Personal information
- Date of birth: 12 June 2000 (age 25)
- Place of birth: Iran
- Position: Midfielder

International career
- Years: Team / Apps / (Gls)
- Iran U19

= Mohadeseh Goudasiaei =

Iranian footballer

Mohadeseh Goudasiai Persian: محدثه گود آسیایی (born 12 June 2000) is an Iranian professional football player who plays as a midfielder for the Iran under-19 national team. She is a student of sports sciences and the first lady with a record in Iran. Her first record in Milad Tower with 8694 rupees in one hour and her second record is Asian which lasted 3 hours and 11 minutes and was recorded about 21 thousand rupees.

== Honors ==
Goudasiai is a member of the national youth team and has been sent to Thailand, Vietnam, Uzbekistan and Russia. She is honored to be the runner-up in the Central Asian Cup in Uzbekistan and the fourth place in the international tournament in Sochi with Russia in the national team.

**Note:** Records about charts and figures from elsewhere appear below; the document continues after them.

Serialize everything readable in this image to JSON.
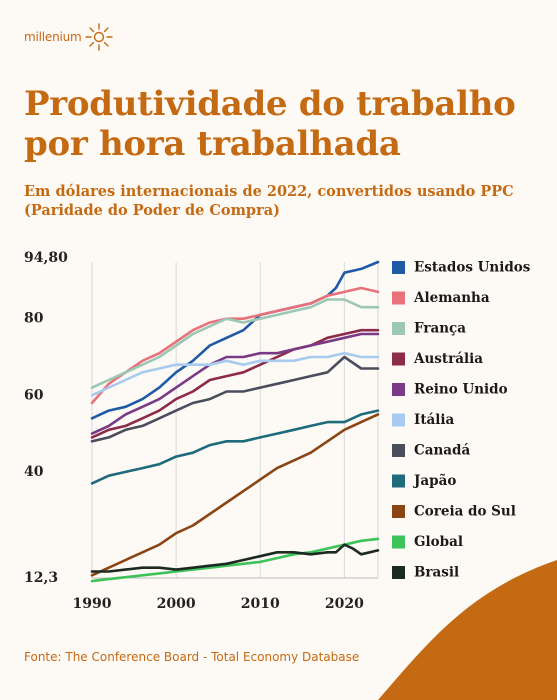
{
  "brand": {
    "name": "millenium"
  },
  "colors": {
    "accent": "#c46a12",
    "background": "#fdf9f5"
  },
  "header": {
    "title": "Produtividade do trabalho por hora trabalhada",
    "subtitle": "Em dólares internacionais de 2022, convertidos usando PPC (Paridade do Poder de Compra)"
  },
  "footer": {
    "source": "Fonte: The Conference Board - Total Economy Database"
  },
  "chart_data": {
    "type": "line",
    "title": "Produtividade do trabalho por hora trabalhada",
    "subtitle": "Em dólares internacionais de 2022, convertidos usando PPC (Paridade do Poder de Compra)",
    "xlabel": "",
    "ylabel": "",
    "xlim": [
      1990,
      2024
    ],
    "ylim": [
      12.3,
      94.8
    ],
    "x_ticks": [
      1990,
      2000,
      2010,
      2020
    ],
    "y_ticks": [
      12.3,
      40,
      60,
      80,
      94.8
    ],
    "y_tick_labels": [
      "12,3",
      "40",
      "60",
      "80",
      "94,80"
    ],
    "grid": "vertical",
    "legend_position": "right",
    "series": [
      {
        "name": "Estados Unidos",
        "color": "#1f5aa6",
        "points": [
          [
            1990,
            54
          ],
          [
            1992,
            56
          ],
          [
            1994,
            57
          ],
          [
            1996,
            59
          ],
          [
            1998,
            62
          ],
          [
            2000,
            66
          ],
          [
            2002,
            69
          ],
          [
            2004,
            73
          ],
          [
            2006,
            75
          ],
          [
            2008,
            77
          ],
          [
            2010,
            81
          ],
          [
            2012,
            82
          ],
          [
            2014,
            83
          ],
          [
            2016,
            84
          ],
          [
            2018,
            86
          ],
          [
            2019,
            88
          ],
          [
            2020,
            92
          ],
          [
            2022,
            93
          ],
          [
            2024,
            94.8
          ]
        ]
      },
      {
        "name": "Alemanha",
        "color": "#e8727a",
        "points": [
          [
            1990,
            58
          ],
          [
            1992,
            63
          ],
          [
            1994,
            66
          ],
          [
            1996,
            69
          ],
          [
            1998,
            71
          ],
          [
            2000,
            74
          ],
          [
            2002,
            77
          ],
          [
            2004,
            79
          ],
          [
            2006,
            80
          ],
          [
            2008,
            80
          ],
          [
            2010,
            81
          ],
          [
            2012,
            82
          ],
          [
            2014,
            83
          ],
          [
            2016,
            84
          ],
          [
            2018,
            86
          ],
          [
            2020,
            87
          ],
          [
            2022,
            88
          ],
          [
            2024,
            87
          ]
        ]
      },
      {
        "name": "França",
        "color": "#9cc7b4",
        "points": [
          [
            1990,
            62
          ],
          [
            1992,
            64
          ],
          [
            1994,
            66
          ],
          [
            1996,
            68
          ],
          [
            1998,
            70
          ],
          [
            2000,
            73
          ],
          [
            2002,
            76
          ],
          [
            2004,
            78
          ],
          [
            2006,
            80
          ],
          [
            2008,
            79
          ],
          [
            2010,
            80
          ],
          [
            2012,
            81
          ],
          [
            2014,
            82
          ],
          [
            2016,
            83
          ],
          [
            2018,
            85
          ],
          [
            2020,
            85
          ],
          [
            2022,
            83
          ],
          [
            2024,
            83
          ]
        ]
      },
      {
        "name": "Austrália",
        "color": "#8c2b4a",
        "points": [
          [
            1990,
            49
          ],
          [
            1992,
            51
          ],
          [
            1994,
            52
          ],
          [
            1996,
            54
          ],
          [
            1998,
            56
          ],
          [
            2000,
            59
          ],
          [
            2002,
            61
          ],
          [
            2004,
            64
          ],
          [
            2006,
            65
          ],
          [
            2008,
            66
          ],
          [
            2010,
            68
          ],
          [
            2012,
            70
          ],
          [
            2014,
            72
          ],
          [
            2016,
            73
          ],
          [
            2018,
            75
          ],
          [
            2020,
            76
          ],
          [
            2022,
            77
          ],
          [
            2024,
            77
          ]
        ]
      },
      {
        "name": "Reino Unido",
        "color": "#7a3a86",
        "points": [
          [
            1990,
            50
          ],
          [
            1992,
            52
          ],
          [
            1994,
            55
          ],
          [
            1996,
            57
          ],
          [
            1998,
            59
          ],
          [
            2000,
            62
          ],
          [
            2002,
            65
          ],
          [
            2004,
            68
          ],
          [
            2006,
            70
          ],
          [
            2008,
            70
          ],
          [
            2010,
            71
          ],
          [
            2012,
            71
          ],
          [
            2014,
            72
          ],
          [
            2016,
            73
          ],
          [
            2018,
            74
          ],
          [
            2020,
            75
          ],
          [
            2022,
            76
          ],
          [
            2024,
            76
          ]
        ]
      },
      {
        "name": "Itália",
        "color": "#a9cbef",
        "points": [
          [
            1990,
            60
          ],
          [
            1992,
            62
          ],
          [
            1994,
            64
          ],
          [
            1996,
            66
          ],
          [
            1998,
            67
          ],
          [
            2000,
            68
          ],
          [
            2002,
            68
          ],
          [
            2004,
            68
          ],
          [
            2006,
            69
          ],
          [
            2008,
            68
          ],
          [
            2010,
            69
          ],
          [
            2012,
            69
          ],
          [
            2014,
            69
          ],
          [
            2016,
            70
          ],
          [
            2018,
            70
          ],
          [
            2020,
            71
          ],
          [
            2022,
            70
          ],
          [
            2024,
            70
          ]
        ]
      },
      {
        "name": "Canadá",
        "color": "#4a4e5c",
        "points": [
          [
            1990,
            48
          ],
          [
            1992,
            49
          ],
          [
            1994,
            51
          ],
          [
            1996,
            52
          ],
          [
            1998,
            54
          ],
          [
            2000,
            56
          ],
          [
            2002,
            58
          ],
          [
            2004,
            59
          ],
          [
            2006,
            61
          ],
          [
            2008,
            61
          ],
          [
            2010,
            62
          ],
          [
            2012,
            63
          ],
          [
            2014,
            64
          ],
          [
            2016,
            65
          ],
          [
            2018,
            66
          ],
          [
            2020,
            70
          ],
          [
            2022,
            67
          ],
          [
            2024,
            67
          ]
        ]
      },
      {
        "name": "Japão",
        "color": "#1e6b7c",
        "points": [
          [
            1990,
            37
          ],
          [
            1992,
            39
          ],
          [
            1994,
            40
          ],
          [
            1996,
            41
          ],
          [
            1998,
            42
          ],
          [
            2000,
            44
          ],
          [
            2002,
            45
          ],
          [
            2004,
            47
          ],
          [
            2006,
            48
          ],
          [
            2008,
            48
          ],
          [
            2010,
            49
          ],
          [
            2012,
            50
          ],
          [
            2014,
            51
          ],
          [
            2016,
            52
          ],
          [
            2018,
            53
          ],
          [
            2020,
            53
          ],
          [
            2022,
            55
          ],
          [
            2024,
            56
          ]
        ]
      },
      {
        "name": "Coreia do Sul",
        "color": "#8b4513",
        "points": [
          [
            1990,
            13
          ],
          [
            1992,
            15
          ],
          [
            1994,
            17
          ],
          [
            1996,
            19
          ],
          [
            1998,
            21
          ],
          [
            2000,
            24
          ],
          [
            2002,
            26
          ],
          [
            2004,
            29
          ],
          [
            2006,
            32
          ],
          [
            2008,
            35
          ],
          [
            2010,
            38
          ],
          [
            2012,
            41
          ],
          [
            2014,
            43
          ],
          [
            2016,
            45
          ],
          [
            2018,
            48
          ],
          [
            2020,
            51
          ],
          [
            2022,
            53
          ],
          [
            2024,
            55
          ]
        ]
      },
      {
        "name": "Global",
        "color": "#3ec25a",
        "points": [
          [
            1990,
            11.5
          ],
          [
            1992,
            12
          ],
          [
            1994,
            12.5
          ],
          [
            1996,
            13
          ],
          [
            1998,
            13.5
          ],
          [
            2000,
            14
          ],
          [
            2002,
            14.5
          ],
          [
            2004,
            15
          ],
          [
            2006,
            15.5
          ],
          [
            2008,
            16
          ],
          [
            2010,
            16.5
          ],
          [
            2012,
            17.5
          ],
          [
            2014,
            18.5
          ],
          [
            2016,
            19
          ],
          [
            2018,
            20
          ],
          [
            2020,
            21
          ],
          [
            2022,
            22
          ],
          [
            2024,
            22.5
          ]
        ]
      },
      {
        "name": "Brasil",
        "color": "#1c2a22",
        "points": [
          [
            1990,
            14
          ],
          [
            1992,
            14
          ],
          [
            1994,
            14.5
          ],
          [
            1996,
            15
          ],
          [
            1998,
            15
          ],
          [
            2000,
            14.5
          ],
          [
            2002,
            15
          ],
          [
            2004,
            15.5
          ],
          [
            2006,
            16
          ],
          [
            2008,
            17
          ],
          [
            2010,
            18
          ],
          [
            2012,
            19
          ],
          [
            2014,
            19
          ],
          [
            2016,
            18.5
          ],
          [
            2018,
            19
          ],
          [
            2019,
            19
          ],
          [
            2020,
            21
          ],
          [
            2021,
            20
          ],
          [
            2022,
            18.5
          ],
          [
            2024,
            19.5
          ]
        ]
      }
    ]
  }
}
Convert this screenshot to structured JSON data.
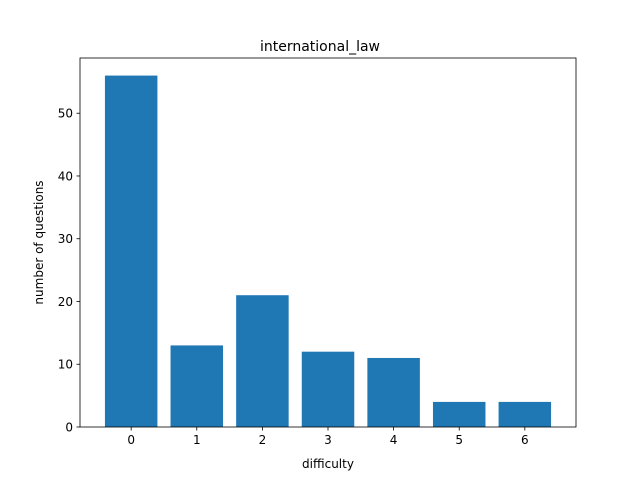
{
  "chart_data": {
    "type": "bar",
    "title": "international_law",
    "xlabel": "difficulty",
    "ylabel": "number of questions",
    "categories": [
      "0",
      "1",
      "2",
      "3",
      "4",
      "5",
      "6"
    ],
    "x": [
      0,
      1,
      2,
      3,
      4,
      5,
      6
    ],
    "values": [
      56,
      13,
      21,
      12,
      11,
      4,
      4
    ],
    "xlim": [
      -0.78,
      6.78
    ],
    "ylim": [
      0,
      58.8
    ],
    "yticks": [
      0,
      10,
      20,
      30,
      40,
      50
    ],
    "ytick_labels": [
      "0",
      "10",
      "20",
      "30",
      "40",
      "50"
    ],
    "grid": false,
    "legend": "none",
    "bar_color": "#1f77b4"
  }
}
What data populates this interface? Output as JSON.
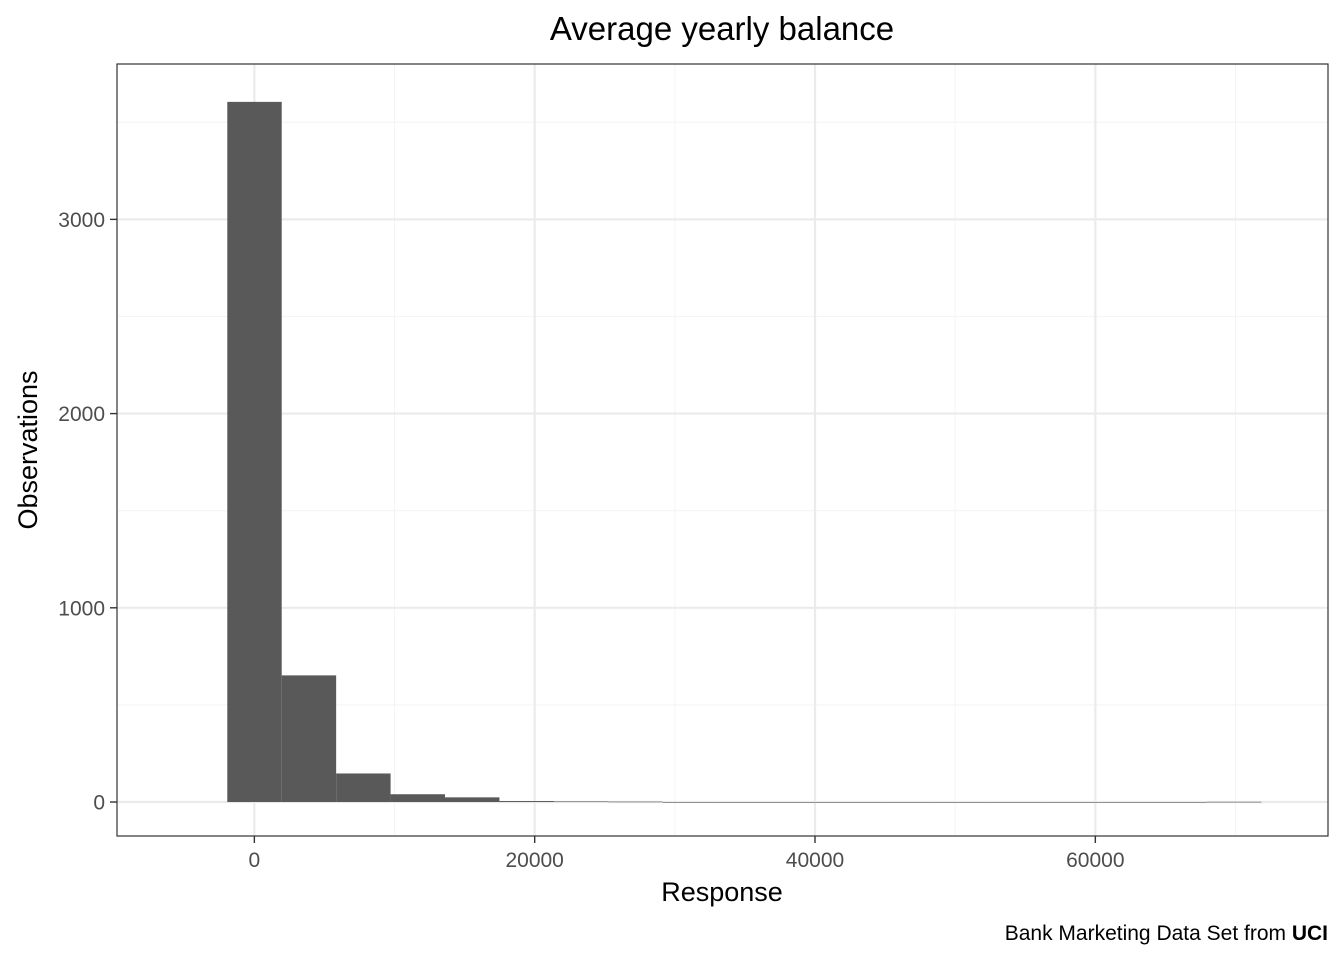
{
  "chart_data": {
    "type": "bar",
    "title": "Average yearly balance",
    "xlabel": "Response",
    "ylabel": "Observations",
    "caption_prefix": "Bank Marketing Data Set from ",
    "caption_emphasis": "UCI",
    "bin_edges": [
      -1931,
      1952,
      5835,
      9718,
      13601,
      17484,
      21367,
      25250,
      29133,
      33016,
      36899,
      40782,
      44665,
      48548,
      52431,
      56314,
      60197,
      64080,
      67963,
      71846
    ],
    "values": [
      3605,
      652,
      147,
      40,
      24,
      5,
      3,
      2,
      0,
      0,
      0,
      0,
      0,
      0,
      0,
      0,
      0,
      0,
      1
    ],
    "xlim": [
      -9800,
      76600
    ],
    "ylim": [
      -175,
      3800
    ],
    "x_major_ticks": [
      0,
      20000,
      40000,
      60000
    ],
    "x_minor_ticks": [
      -10000,
      10000,
      30000,
      50000,
      70000
    ],
    "y_major_ticks": [
      0,
      1000,
      2000,
      3000
    ],
    "y_minor_ticks": [
      500,
      1500,
      2500,
      3500
    ],
    "x_tick_labels": [
      "0",
      "20000",
      "40000",
      "60000"
    ],
    "y_tick_labels": [
      "0",
      "1000",
      "2000",
      "3000"
    ],
    "grid": true,
    "colors": {
      "bar": "#595959",
      "grid_major": "#ebebeb",
      "grid_minor": "#f4f4f4",
      "panel_border": "#333333"
    }
  }
}
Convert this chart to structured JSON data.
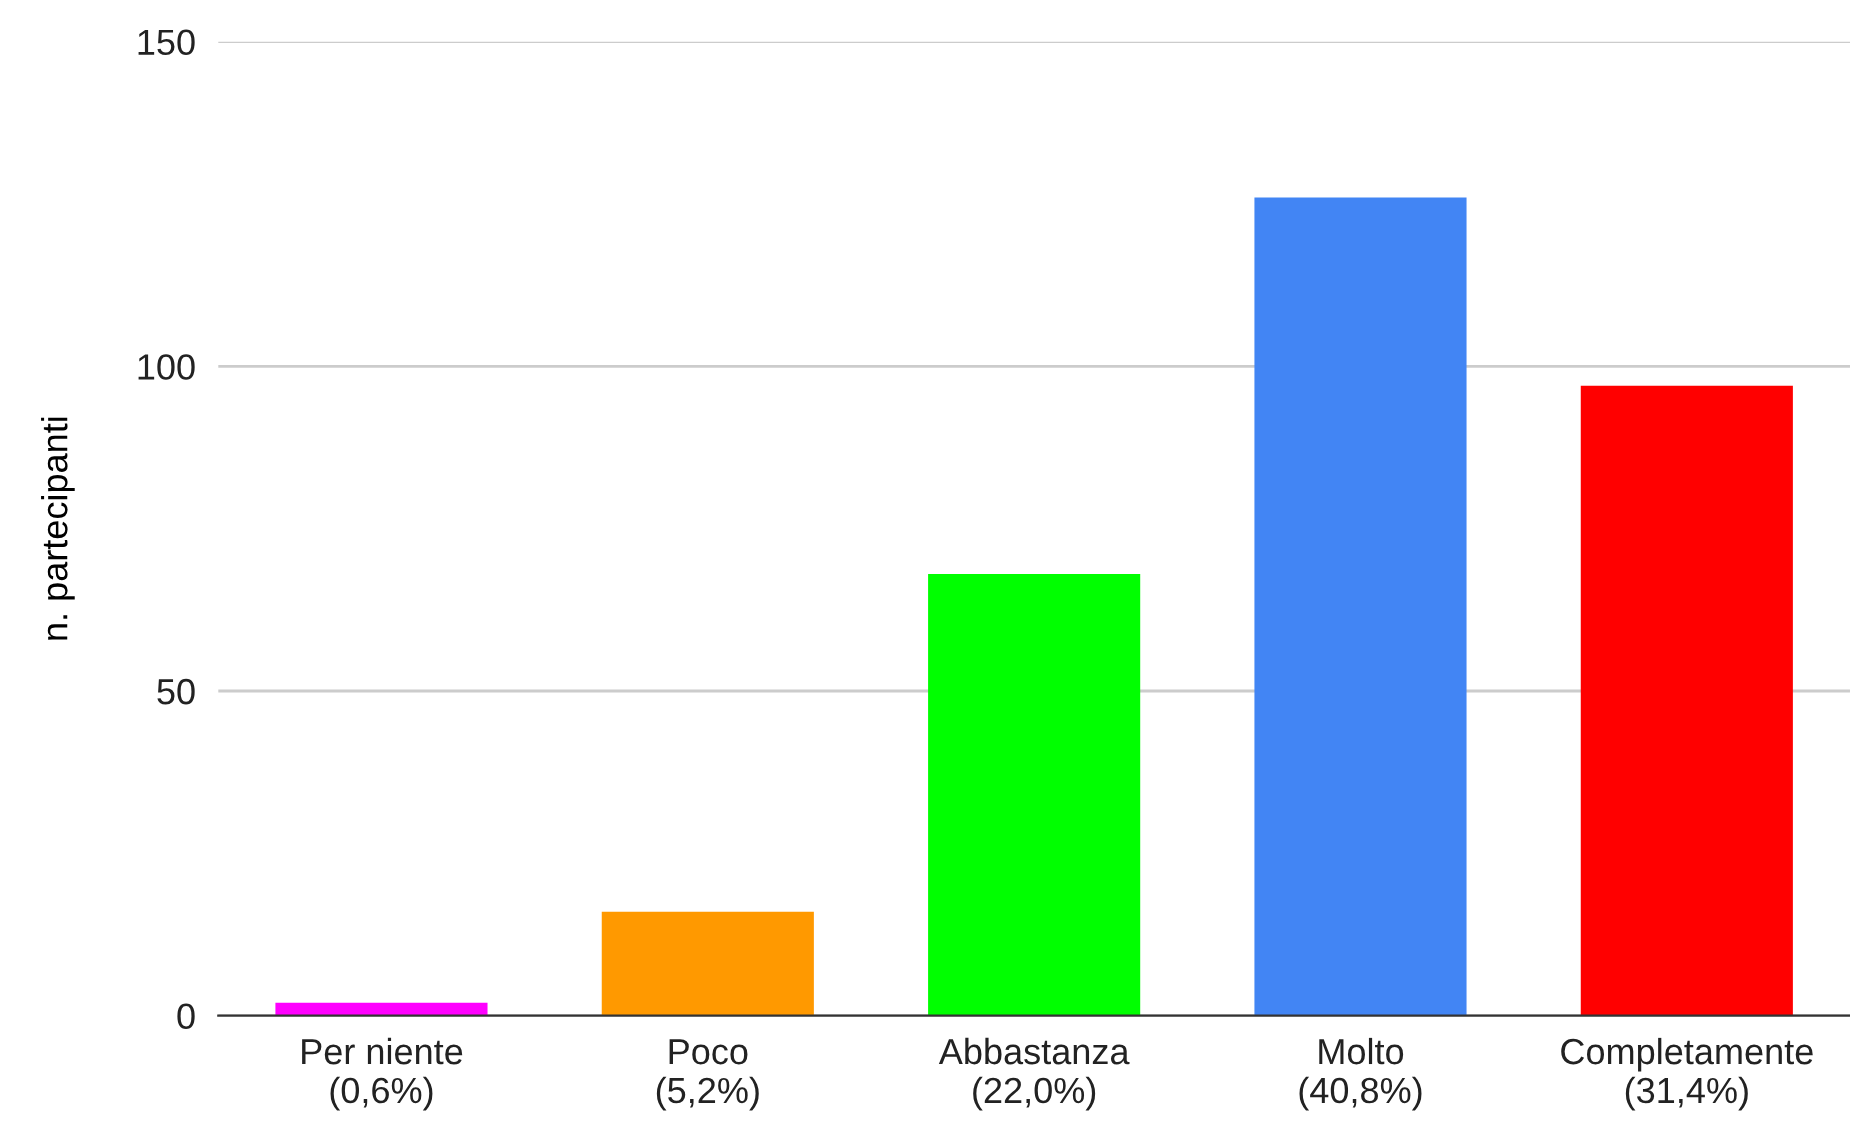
{
  "chart_data": {
    "type": "bar",
    "ylabel": "n. partecipanti",
    "categories": [
      "Per niente\n(0,6%)",
      "Poco\n(5,2%)",
      "Abbastanza\n(22,0%)",
      "Molto\n(40,8%)",
      "Completamente\n(31,4%)"
    ],
    "values": [
      2,
      16,
      68,
      126,
      97
    ],
    "colors": [
      "#ff00ff",
      "#ff9900",
      "#00ff00",
      "#4285f4",
      "#ff0000"
    ],
    "ylim": [
      0,
      150
    ],
    "yticks": [
      0,
      50,
      100,
      150
    ],
    "grid": "y"
  }
}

She plays in the national football premier league and is also a player on the students' national team. Mohadeseh Goodasiai is the goal scorer of the 97th Alborz Premier League with 27 goals in 7 games.

== Referee ==
GoudAsiaei is a second-grade football referee who became a third-grade referee at the age of 14, earning the title of the youngest referee in Iran. She has also holds an Asia Football D coaching degree and a Level 1 futsal certification from Iran and Rikamand in both disciplines.